Monday, December 05, 2005

MetLife Maintains 2006 Guidance

  
Insurer predicts revenue and earnings growth in 2006 but investors were hoping for raised guidance

By Shaheen Pasha, CNN/Money staff writer, December 5, 2005: 1:59 PM EST

New York (CNNMoney.com) - MetLife Inc. expects to post 2005 earnings of $4.27 to $4.32 a share and 2006 earnings of $4.25 to $4.50 a share, driven in part by the insurer's acquisition of Citigroup's Travelers Life & Annuity and more growth in its international business.

Return on equity, however, should fall to 12. 4 percent to 13.1 percent next year on an operating basis, below its 2005 projected result of 14.4 percent to 14.6 percent. On a normalized basis -- excluding Travelers -- executives said 2005 ROE would have been 13.5 percent.

Speaking Monday at the company's investor day meeting in New York, MetLife's chief financial officer William Wheeler said his company would have earned about $3.80 a share without the acquisition of Travelers, which closed in July. The estimates were generally in line with MetLife's previous forecast.

Investors were disheartened by the outlook, sending shares of Metlife lower, although the stock recently rebounded from its lows.

"I think the issue is that they didn't raise their guidance as some people, myself, included, expected," said John Nadel, equity analyst at Fox-Pitt Kelton. "If it wasn't for the (interest) rate environment, I think the guidance would have gone up because the underlying businesses are doing very well."

Analysts, on average, expect 2005 operating earnings of $4.29 a share, according to Thomson First Call.

"Fundamentally 2006 should be a good year with good topline growth and solid underwriting margins," he said.

But Wheeler said the company does face some headwinds from the low interest rate environment that will compress its investment spread and bring down the yield on its general accounts.

But Fox-Pitt Kelton's Nadel said that the fact that the company isn't lowering its guidance despite its cautious views about the interest rate environment suggest that the company expects other areas of the business to outperform.

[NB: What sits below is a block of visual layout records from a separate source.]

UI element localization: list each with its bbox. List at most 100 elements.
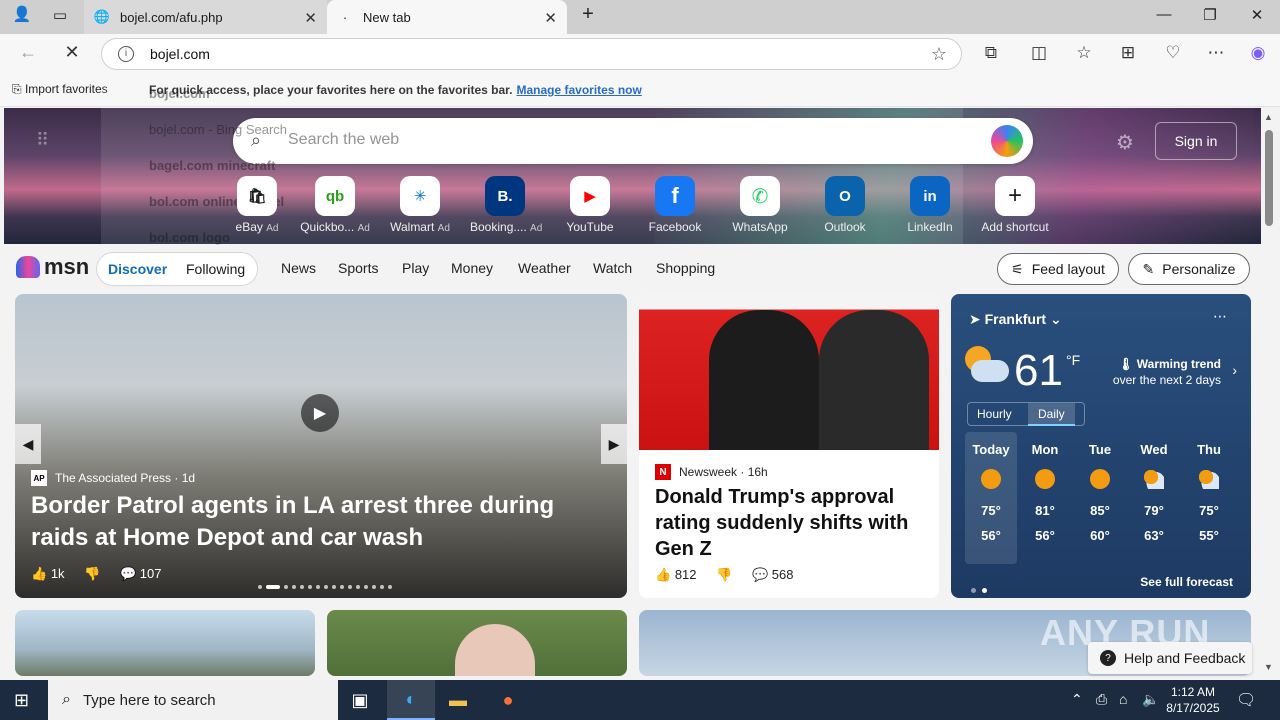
like-button[interactable]: 👍 812 xyxy=(655,567,697,582)
favorite-star-icon[interactable]: ☆ xyxy=(931,44,947,65)
task-view-icon[interactable]: ▣ xyxy=(336,680,384,720)
shortcut-whatsapp[interactable]: ✆ WhatsApp xyxy=(725,176,795,234)
tab-following[interactable]: Following xyxy=(186,261,245,277)
volume-icon[interactable]: 🔈 xyxy=(1142,691,1159,708)
dislike-button[interactable]: 👎 xyxy=(84,566,100,581)
favorites-icon[interactable]: ☆ xyxy=(1072,43,1096,63)
browser-essentials-icon[interactable]: ♡ xyxy=(1161,43,1185,63)
shortcut-linkedin[interactable]: in LinkedIn xyxy=(895,176,965,234)
story-headline[interactable]: Donald Trump's approval rating suddenly … xyxy=(655,484,925,562)
nav-money[interactable]: Money xyxy=(451,260,493,276)
weather-trend[interactable]: 🌡 Warming trend over the next 2 days xyxy=(1113,356,1221,388)
firefox-taskbar-icon[interactable]: ● xyxy=(484,680,532,720)
play-video-icon[interactable]: ▶ xyxy=(301,394,339,432)
taskbar-clock[interactable]: 1:12 AM 8/17/2025 xyxy=(1166,684,1220,716)
carousel-prev-button[interactable]: ◀ xyxy=(15,424,41,464)
page-scrollbar[interactable]: ▲ ▼ xyxy=(1262,108,1276,676)
web-search-box[interactable]: ⌕ Search the web xyxy=(233,118,1033,164)
comments-button[interactable]: 💬 568 xyxy=(752,567,794,582)
see-full-forecast-link[interactable]: See full forecast xyxy=(1140,575,1233,589)
minimize-button[interactable]: — xyxy=(1152,6,1176,23)
story-headline[interactable]: Border Patrol agents in LA arrest three … xyxy=(31,490,611,554)
nav-watch[interactable]: Watch xyxy=(593,260,632,276)
edge-taskbar-icon[interactable]: ◐ xyxy=(387,680,435,720)
shortcut-booking[interactable]: B. Booking.... Ad xyxy=(470,176,542,234)
tab-daily[interactable]: Daily xyxy=(1028,403,1075,426)
tab-new-tab[interactable]: · New tab ✕ xyxy=(327,0,567,34)
help-feedback-button[interactable]: ? Help and Feedback xyxy=(1088,642,1252,674)
shortcut-youtube[interactable]: ▶ YouTube xyxy=(555,176,625,234)
msn-logo[interactable]: msn xyxy=(16,254,89,280)
scroll-down-icon[interactable]: ▼ xyxy=(1264,662,1273,672)
side-story-card[interactable]: N Newsweek · 16h Donald Trump's approval … xyxy=(639,294,939,598)
shortcut-facebook[interactable]: f Facebook xyxy=(640,176,710,234)
split-screen-icon[interactable]: ◫ xyxy=(1027,43,1051,63)
show-hidden-icons[interactable]: ⌃ xyxy=(1071,691,1083,708)
forecast-day[interactable]: Mon 81° 56° xyxy=(1019,432,1071,564)
close-tab-icon[interactable]: ✕ xyxy=(544,9,557,27)
close-window-button[interactable]: ✕ xyxy=(1245,6,1269,24)
story-card[interactable] xyxy=(15,610,315,676)
manage-favorites-link[interactable]: Manage favorites now xyxy=(516,83,641,97)
info-icon[interactable]: i xyxy=(118,46,134,62)
personalize-button[interactable]: ✎ Personalize xyxy=(1128,253,1250,285)
notifications-icon[interactable]: 🗨 xyxy=(1236,690,1256,710)
tab-discover[interactable]: Discover xyxy=(108,261,167,277)
carousel-next-button[interactable]: ▶ xyxy=(601,424,627,464)
network-icon[interactable]: ⌂ xyxy=(1119,691,1127,707)
comments-button[interactable]: 💬 107 xyxy=(120,566,162,581)
back-button[interactable]: ← xyxy=(16,42,40,63)
nav-weather[interactable]: Weather xyxy=(518,260,571,276)
tab-hourly[interactable]: Hourly xyxy=(977,407,1012,421)
windows-start-icon[interactable]: ⊞ xyxy=(14,690,29,711)
search-placeholder[interactable]: Search the web xyxy=(288,131,399,149)
settings-gear-icon[interactable]: ⚙ xyxy=(1116,130,1134,155)
more-options-icon[interactable]: ⋯ xyxy=(1213,308,1227,325)
copilot-search-icon[interactable] xyxy=(991,125,1023,157)
scroll-up-icon[interactable]: ▲ xyxy=(1264,112,1273,122)
temperature-unit[interactable]: °F xyxy=(1066,352,1080,368)
collections-icon[interactable]: ⊞ xyxy=(1116,43,1140,63)
more-options-icon[interactable]: ⋯ xyxy=(1204,43,1228,63)
new-tab-button[interactable]: + xyxy=(576,3,600,26)
sign-in-button[interactable]: Sign in xyxy=(1155,122,1237,160)
close-tab-icon[interactable]: ✕ xyxy=(304,9,317,27)
plus-icon: + xyxy=(995,176,1035,216)
tab-actions-icon[interactable]: ▭ xyxy=(48,6,72,24)
scrollbar-thumb[interactable] xyxy=(1265,130,1273,226)
nav-news[interactable]: News xyxy=(281,260,316,276)
shortcut-ebay[interactable]: 🛍 eBay Ad xyxy=(222,176,292,234)
dislike-button[interactable]: 👎 xyxy=(716,567,732,582)
copilot-icon[interactable]: ◉ xyxy=(1246,43,1270,63)
address-bar[interactable]: i bojel.com ☆ xyxy=(101,38,962,70)
weather-location[interactable]: ➤ Frankfurt ⌄ xyxy=(969,311,1062,328)
feed-layout-button[interactable]: ⚟ Feed layout xyxy=(997,253,1119,285)
shortcut-walmart[interactable]: ✳ Walmart Ad xyxy=(385,176,455,234)
add-shortcut-button[interactable]: + Add shortcut xyxy=(980,176,1050,234)
nav-play[interactable]: Play xyxy=(402,260,429,276)
file-explorer-icon[interactable]: ▬ xyxy=(434,680,482,720)
restore-button[interactable]: ❐ xyxy=(1198,6,1222,24)
main-story-card[interactable]: ▶ ◀ ▶ AP The Associated Press · 1d Border… xyxy=(15,294,627,598)
extensions-icon[interactable]: ⧉ xyxy=(979,43,1003,63)
shortcut-quickbooks[interactable]: qb Quickbo... Ad xyxy=(300,176,370,234)
chevron-right-icon[interactable]: › xyxy=(1232,362,1237,378)
weather-card[interactable]: ➤ Frankfurt ⌄ ⋯ 61 °F 🌡 Warming trend ove… xyxy=(951,294,1251,598)
forecast-day[interactable]: Wed 79° 63° xyxy=(1128,432,1180,564)
profile-icon[interactable]: 👤 xyxy=(10,5,34,23)
shortcut-outlook[interactable]: O Outlook xyxy=(810,176,880,234)
address-value[interactable]: bojel.com xyxy=(150,46,210,62)
forecast-day[interactable]: Today 75° 56° xyxy=(965,432,1017,564)
nav-shopping[interactable]: Shopping xyxy=(656,260,715,276)
forecast-day[interactable]: Thu 75° 55° xyxy=(1183,432,1235,564)
like-button[interactable]: 👍 1k xyxy=(31,566,65,581)
nav-sports[interactable]: Sports xyxy=(338,260,378,276)
stop-loading-button[interactable]: ✕ xyxy=(60,42,84,63)
device-icon[interactable]: ⎙ xyxy=(1096,691,1107,708)
apps-grid-icon[interactable]: ⠿ xyxy=(36,130,49,151)
tab-bojel[interactable]: 🌐 bojel.com/afu.php ✕ xyxy=(84,0,327,34)
forecast-day[interactable]: Tue 85° 60° xyxy=(1074,432,1126,564)
taskbar-search[interactable]: ⌕ Type here to search xyxy=(48,680,338,720)
story-card[interactable] xyxy=(327,610,627,676)
import-favorites-button[interactable]: ⎘ Import favorites xyxy=(12,82,108,97)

Executives were bullish about the prospects for the company's international business, although it only comprises between 8 percent to 10 percent of MetLife's overall earnings. -

William Toppeta, president of the company's international operations, said the Travelers acquisition opened up markets in established economies such as Japan and the European Union. He said the transaction allowed the company to broaden its reach in Brazil, China and Hong Kong and increased MetLife's international customer base to 15 million from 9 million.

"We're halfway to our goal of 30 million outside of the U.S. by 2010," he said.

Toppeta said the company sees 2005 operating earnings of $220 million to $240 million, up from $165 million in 2004.

He added that the company expects to invest $125 million in the international business next year, up from $87 million in 2005. Among its expected initiatives, MetLife will launch a wealth management business in the U.K. next year as well as a pension business in Mexico.

The company will also consider "opportunistic" acquisitions and join ventures going forward but only if potential deals will prove to be accretive for the company, he said.

For the fourth quarter, Wheeler said the company expects to earn 99 cents to $1.04 a share, hurt in part by the impact of Hurricane Wilma on its auto and home business, as well as an additional pretax cost of $66 million from the integration of the Travelers deal.

William Mullaney, president of the company's auto and home business, said the company is setting aside more money in its catastrophe budget to deal with the expectation of increasingly severe hurricanes going forward.

In addition, Mullaney said the company is buying more reinsurance, even as it expects reinsurance costs to rise, and MetLife will also reassess its exposure to catastrophe-prone areas.

"If there is overexposure, we will take steps to reduce that exposure," he said.

Looking ahead, he said the company expects Travelers to be "significantly accretive" in 2006, but MetLife does expect to incur another $40 million to $45 million in integration costs from the acquisition, largely in the first half of the year.